Overall, though, the desire to gain access to U.S. and other developed markets has prompted exporting nations to raise their standards markedly. The market is a powerful force, and the supply chain demands regularity and order and protocols that will meet U.S. standards. With globalization and with circulation of ideas, personnel, technology and practices around the world, we are in a much better position than we were just a few years ago. I was in the Mekong Delta recently and visited a chicken and hog processing plant that looked at least as modern and well-run as anything I’ve seen in America. It could have been in Iowa or eastern North Carolina at one of the big integrators. It was an impressive facility with state of the art equipment. Today, everybody has access to the same equipment, and the workforces are increasingly as educated and conscientious as ours.

Outlook: Even as the world becomes more standardized, most frequent travelers to exotic locales have a food poisoning story or two in their past. How about you?

PC: Mine came several years ago when I was traveling in a remote part of Western Burma, alone. I was visiting temple ruins and was about the only person staying at a small hotel during the off-season. They grew to like me after a couple of days and they made me a special breakfast of a kind of pancake, but they used grease from the grill that must have been from the past season. I’m pretty sure it was salmonella I contracted. I was a four-hour boat ride to the nearest town. Fortunately, my wife had packed some of the antibiotic Cipro for me. I didn’t even know it was in my bag. After a couple of days I found it and took it and I began to come around. But it was a pretty intense three or four days.

Outlook: What food rules do you follow to avoid repeat scenarios on the road?

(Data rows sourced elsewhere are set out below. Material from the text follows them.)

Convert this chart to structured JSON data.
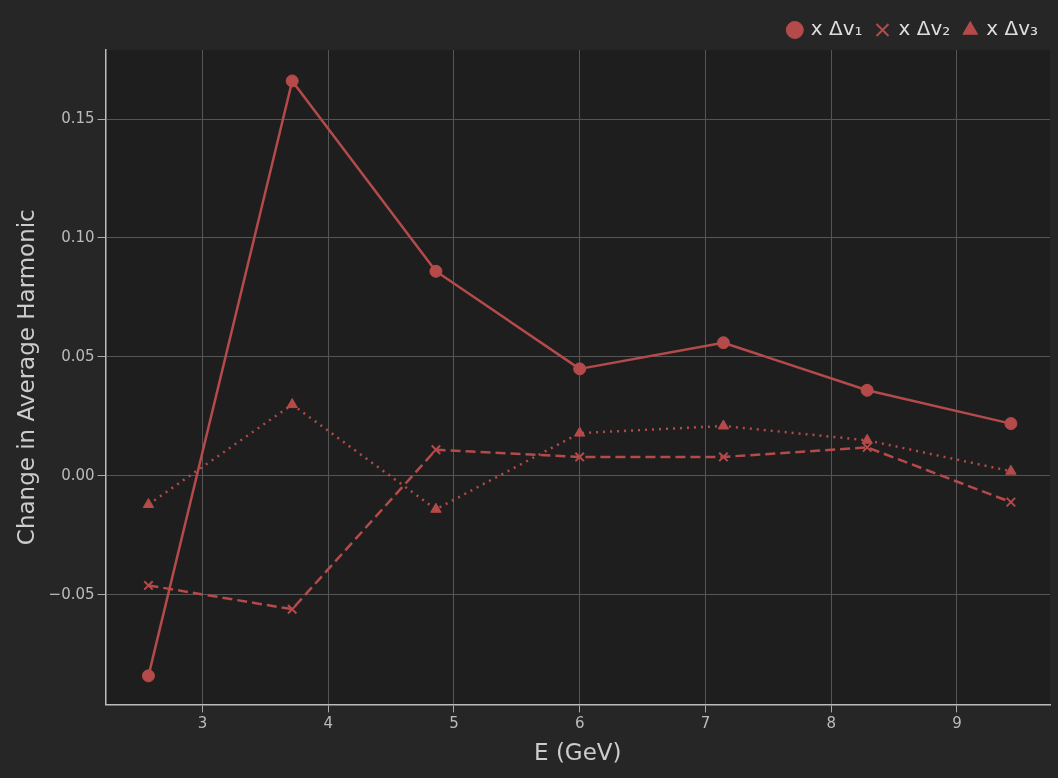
{
  "chart_data": {
    "type": "line",
    "xlabel": "E (GeV)",
    "ylabel": "Change in Average Harmonic",
    "x": [
      2.571,
      3.714,
      4.857,
      6.0,
      7.143,
      8.286,
      9.429
    ],
    "series": [
      {
        "name": "x Δv₁",
        "color": "#b54a4a",
        "marker": "circle",
        "line_style": "solid",
        "values": [
          -0.084,
          0.166,
          0.086,
          0.045,
          0.056,
          0.036,
          0.022
        ]
      },
      {
        "name": "x Δv₂",
        "color": "#b54a4a",
        "marker": "cross",
        "line_style": "dashed",
        "values": [
          -0.046,
          -0.056,
          0.011,
          0.008,
          0.008,
          0.012,
          -0.011
        ]
      },
      {
        "name": "x Δv₃",
        "color": "#b54a4a",
        "marker": "triangle",
        "line_style": "dotted",
        "values": [
          -0.012,
          0.03,
          -0.014,
          0.018,
          0.021,
          0.015,
          0.002
        ]
      }
    ],
    "xlim": [
      2.23,
      9.74
    ],
    "xticks": [
      3,
      4,
      5,
      6,
      7,
      8,
      9
    ],
    "ylim": [
      -0.096,
      0.179
    ],
    "yticks": [
      {
        "value": -0.05,
        "label": "−0.05"
      },
      {
        "value": 0,
        "label": "0.00"
      },
      {
        "value": 0.05,
        "label": "0.05"
      },
      {
        "value": 0.1,
        "label": "0.10"
      },
      {
        "value": 0.15,
        "label": "0.15"
      }
    ],
    "grid": true,
    "legend": "top right"
  }
}
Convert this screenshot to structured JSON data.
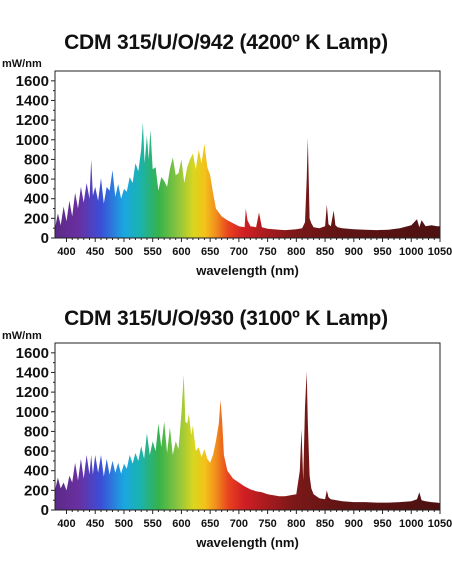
{
  "chart_data": [
    {
      "type": "area",
      "title": "CDM 315/U/O/942 (4200º K Lamp)",
      "ylabel": "mW/nm",
      "xlabel": "wavelength (nm)",
      "xlim": [
        380,
        1050
      ],
      "ylim": [
        0,
        1700
      ],
      "xticks": [
        400,
        450,
        500,
        550,
        600,
        650,
        700,
        750,
        800,
        850,
        900,
        950,
        1000,
        1050
      ],
      "yticks": [
        0,
        200,
        400,
        600,
        800,
        1000,
        1200,
        1400,
        1600
      ],
      "grid": false,
      "series": [
        {
          "x": [
            380,
            385,
            390,
            395,
            400,
            405,
            410,
            415,
            420,
            425,
            430,
            435,
            440,
            443,
            446,
            450,
            455,
            460,
            465,
            470,
            475,
            480,
            485,
            490,
            495,
            500,
            505,
            510,
            515,
            520,
            525,
            530,
            533,
            536,
            540,
            543,
            546,
            550,
            555,
            560,
            565,
            570,
            575,
            580,
            585,
            590,
            595,
            600,
            605,
            610,
            615,
            620,
            625,
            630,
            635,
            640,
            645,
            650,
            655,
            660,
            670,
            680,
            690,
            700,
            710,
            712,
            715,
            720,
            730,
            735,
            740,
            750,
            760,
            770,
            780,
            790,
            800,
            810,
            815,
            818,
            820,
            823,
            826,
            830,
            840,
            850,
            853,
            856,
            860,
            865,
            868,
            872,
            880,
            900,
            920,
            940,
            960,
            980,
            1000,
            1010,
            1014,
            1018,
            1025,
            1035,
            1045,
            1050
          ],
          "values": [
            100,
            250,
            130,
            320,
            170,
            380,
            220,
            460,
            300,
            520,
            360,
            560,
            400,
            800,
            430,
            520,
            380,
            610,
            350,
            520,
            480,
            690,
            420,
            550,
            400,
            500,
            470,
            620,
            560,
            760,
            680,
            900,
            1180,
            760,
            1040,
            800,
            1100,
            700,
            720,
            480,
            620,
            580,
            520,
            700,
            820,
            640,
            660,
            800,
            560,
            720,
            800,
            860,
            700,
            900,
            760,
            960,
            720,
            640,
            460,
            300,
            220,
            180,
            150,
            120,
            110,
            300,
            180,
            120,
            110,
            260,
            110,
            95,
            90,
            85,
            80,
            85,
            90,
            100,
            160,
            600,
            1020,
            200,
            150,
            110,
            100,
            120,
            340,
            140,
            120,
            280,
            130,
            110,
            100,
            90,
            85,
            80,
            85,
            100,
            130,
            190,
            110,
            180,
            120,
            130,
            120,
            120
          ]
        }
      ]
    },
    {
      "type": "area",
      "title": "CDM 315/U/O/930 (3100º K Lamp)",
      "ylabel": "mW/nm",
      "xlabel": "wavelength (nm)",
      "xlim": [
        380,
        1050
      ],
      "ylim": [
        0,
        1700
      ],
      "xticks": [
        400,
        450,
        500,
        550,
        600,
        650,
        700,
        750,
        800,
        850,
        900,
        950,
        1000,
        1050
      ],
      "yticks": [
        0,
        200,
        400,
        600,
        800,
        1000,
        1200,
        1400,
        1600
      ],
      "grid": false,
      "series": [
        {
          "x": [
            380,
            385,
            390,
            395,
            400,
            405,
            410,
            415,
            420,
            425,
            430,
            435,
            440,
            443,
            446,
            450,
            455,
            460,
            465,
            470,
            475,
            480,
            485,
            490,
            495,
            500,
            505,
            510,
            515,
            520,
            525,
            530,
            535,
            540,
            545,
            550,
            555,
            560,
            565,
            570,
            575,
            580,
            585,
            590,
            595,
            600,
            604,
            607,
            610,
            613,
            617,
            620,
            625,
            630,
            635,
            640,
            645,
            650,
            655,
            660,
            665,
            668,
            671,
            674,
            680,
            690,
            700,
            710,
            720,
            730,
            740,
            750,
            760,
            770,
            780,
            790,
            800,
            806,
            809,
            812,
            815,
            818,
            820,
            823,
            826,
            830,
            840,
            850,
            853,
            856,
            860,
            870,
            880,
            900,
            920,
            940,
            960,
            980,
            1000,
            1010,
            1014,
            1018,
            1025,
            1035,
            1045,
            1050
          ],
          "values": [
            200,
            330,
            220,
            280,
            200,
            350,
            280,
            480,
            300,
            520,
            320,
            560,
            360,
            560,
            360,
            560,
            380,
            560,
            340,
            520,
            360,
            500,
            380,
            480,
            370,
            470,
            420,
            560,
            470,
            580,
            500,
            650,
            520,
            780,
            560,
            700,
            600,
            880,
            640,
            900,
            580,
            840,
            560,
            700,
            620,
            980,
            1380,
            900,
            880,
            980,
            760,
            860,
            600,
            640,
            540,
            620,
            520,
            480,
            560,
            700,
            880,
            1120,
            900,
            560,
            400,
            320,
            280,
            240,
            210,
            190,
            180,
            160,
            150,
            140,
            140,
            150,
            160,
            400,
            820,
            300,
            1050,
            1410,
            900,
            350,
            220,
            160,
            120,
            110,
            200,
            130,
            110,
            100,
            90,
            80,
            80,
            75,
            75,
            80,
            90,
            110,
            180,
            100,
            90,
            80,
            75,
            70
          ]
        }
      ]
    }
  ]
}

PC: As you might imagine, I’m more wary about eating at out-of-the-way hotels during the off-season. Other than that, it’s common sense things. I try to make sure a place looks clean and savory. If I’m uncertain of the fruits and vegetables, I’ll order something with hot liquid and then dunk them before eating. I use my senses -- eyes, ears, nose. I prefer crowds, not just because the place is popular, but because the kitchen’s busy and food is less likely to be sitting around. And I ask local people for recommendations. But I don’t worry about it too much. I go all over the world and I’ve been pretty lucky over the last 30 years. I’ll eat anywhere.